In the eyes of conservatives (even the mostly religious ones who were in attendance yesterday), empathy is apparently the worst offense one can commit. It opens one’s values system up to possibly allowing support for such compassionate (read: liberal) programs as subsidized health care, aid for the working poor to buy food, and non-discrimination ordinances.
Speaking of non-discrimination, just two months after Sen. Portman’s son came out, he gave a commencement speech at Michigan Law. One hundred students walked out, troubled by Portman’s “openly hostile” views on gay rights. He also has said that businesses should be able to legally fire people because of their sexual orientation, which conservatives believe is an urban legend but actually happened just weeks ago in Michigan. That’s right – in 2013, a woman with no job performance issues was fired from her job, because she’s a lesbian.
Portman told Dana Bash on CNN this morning that he won’t “take a leadership role” on marriage equality in the Republican Party. That’s not courageous. It’s selfish and cowardly, and Sen. Portman should be ashamed.

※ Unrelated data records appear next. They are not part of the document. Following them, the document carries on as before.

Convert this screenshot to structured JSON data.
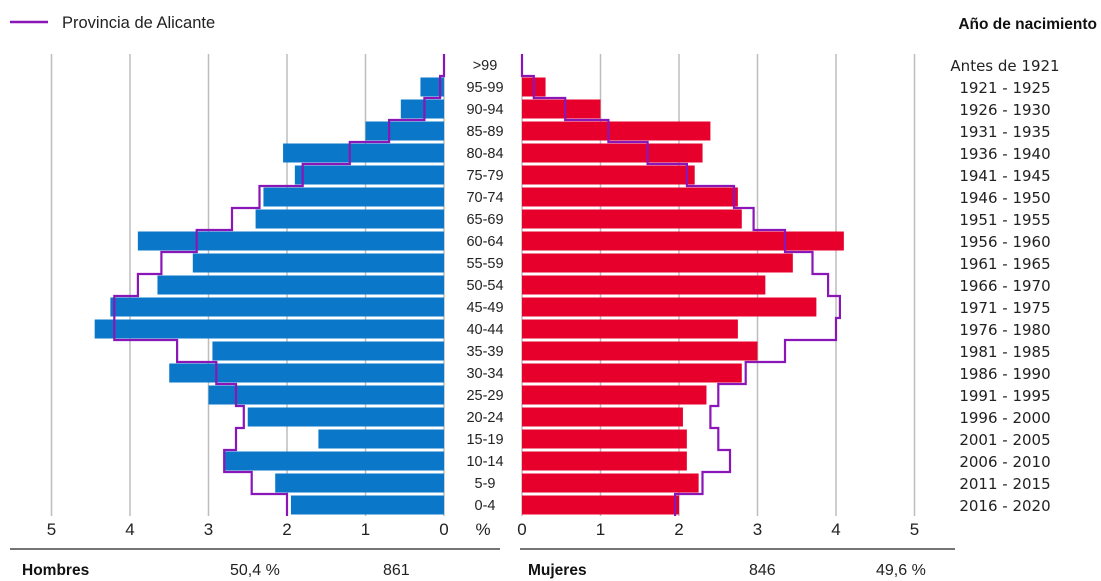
{
  "chart_data": {
    "type": "bar",
    "subtype": "population-pyramid",
    "categories": [
      "0-4",
      "5-9",
      "10-14",
      "15-19",
      "20-24",
      "25-29",
      "30-34",
      "35-39",
      "40-44",
      "45-49",
      "50-54",
      "55-59",
      "60-64",
      "65-69",
      "70-74",
      "75-79",
      "80-84",
      "85-89",
      "90-94",
      "95-99",
      ">99"
    ],
    "birth_years": [
      "2016 - 2020",
      "2011 - 2015",
      "2006 - 2010",
      "2001 - 2005",
      "1996 - 2000",
      "1991 - 1995",
      "1986 - 1990",
      "1981 - 1985",
      "1976 - 1980",
      "1971 - 1975",
      "1966 - 1970",
      "1961 - 1965",
      "1956 - 1960",
      "1951 - 1955",
      "1946 - 1950",
      "1941 - 1945",
      "1936 - 1940",
      "1931 - 1935",
      "1926 - 1930",
      "1921 - 1925",
      "Antes de 1921"
    ],
    "series": [
      {
        "name": "Hombres",
        "side": "left",
        "color": "#0a77c8",
        "values": [
          1.95,
          2.15,
          2.8,
          1.6,
          2.5,
          3.0,
          3.5,
          2.95,
          4.45,
          4.25,
          3.65,
          3.2,
          3.9,
          2.4,
          2.3,
          1.9,
          2.05,
          1.0,
          0.55,
          0.3,
          0.0
        ]
      },
      {
        "name": "Mujeres",
        "side": "right",
        "color": "#e8002d",
        "values": [
          2.0,
          2.25,
          2.1,
          2.1,
          2.05,
          2.35,
          2.8,
          3.0,
          2.75,
          3.75,
          3.1,
          3.45,
          4.1,
          2.8,
          2.75,
          2.2,
          2.3,
          2.4,
          1.0,
          0.3,
          0.0
        ]
      },
      {
        "name": "Provincia de Alicante",
        "color": "#8b16b8",
        "outline": true,
        "male": [
          2.0,
          2.45,
          2.8,
          2.65,
          2.55,
          2.65,
          2.9,
          3.4,
          4.2,
          4.2,
          3.9,
          3.6,
          3.15,
          2.7,
          2.35,
          1.8,
          1.2,
          0.7,
          0.25,
          0.05,
          0.0
        ],
        "female": [
          1.95,
          2.3,
          2.65,
          2.5,
          2.4,
          2.5,
          2.85,
          3.35,
          4.0,
          4.05,
          3.9,
          3.7,
          3.35,
          2.95,
          2.7,
          2.1,
          1.6,
          1.1,
          0.55,
          0.15,
          0.0
        ]
      }
    ],
    "xlim": [
      0,
      5
    ],
    "ticks": [
      "5",
      "4",
      "3",
      "2",
      "1",
      "0",
      "0",
      "1",
      "2",
      "3",
      "4",
      "5"
    ],
    "unit_label": "%",
    "right_title": "Año de nacimiento",
    "grid": true,
    "legend": "top-left"
  },
  "legend_label": "Provincia de Alicante",
  "right_title": "Año de nacimiento",
  "unit_label": "%",
  "footer": {
    "men_label": "Hombres",
    "men_pct": "50,4 %",
    "men_count": "861",
    "women_label": "Mujeres",
    "women_count": "846",
    "women_pct": "49,6 %"
  },
  "colors": {
    "men": "#0a77c8",
    "women": "#e8002d",
    "province": "#8b16b8",
    "grid": "#bdbdbd"
  }
}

UPDATE: I was reminded while posting this of Michigan’s Lt. Gov. Brian Calley. Calley, for those who don’t know, is a conservative Republican, staunchly opposed to the insurance mandates in Obamacare. But Calley has a daughter with autism, and led the charge in Lansing to pass a bill requiring health insurance companies to cover childhood autism treatments. The bill was opposed by insurance companies and business groups, and there’s no question it’s laudable that Calley led the charge on getting it through the Republican-dominated Legislature in 2011 and 2012. But it should inspire some empathy in the Lieutenant Governor for families that struggle with other circumstances beyond their control, even if it doesn’t directly affect his family. It should cause the dozens of Republicans who voted for an insurance mandate to question their makers/takers philosophy. The fact that such soul-searching never happened is disheartening.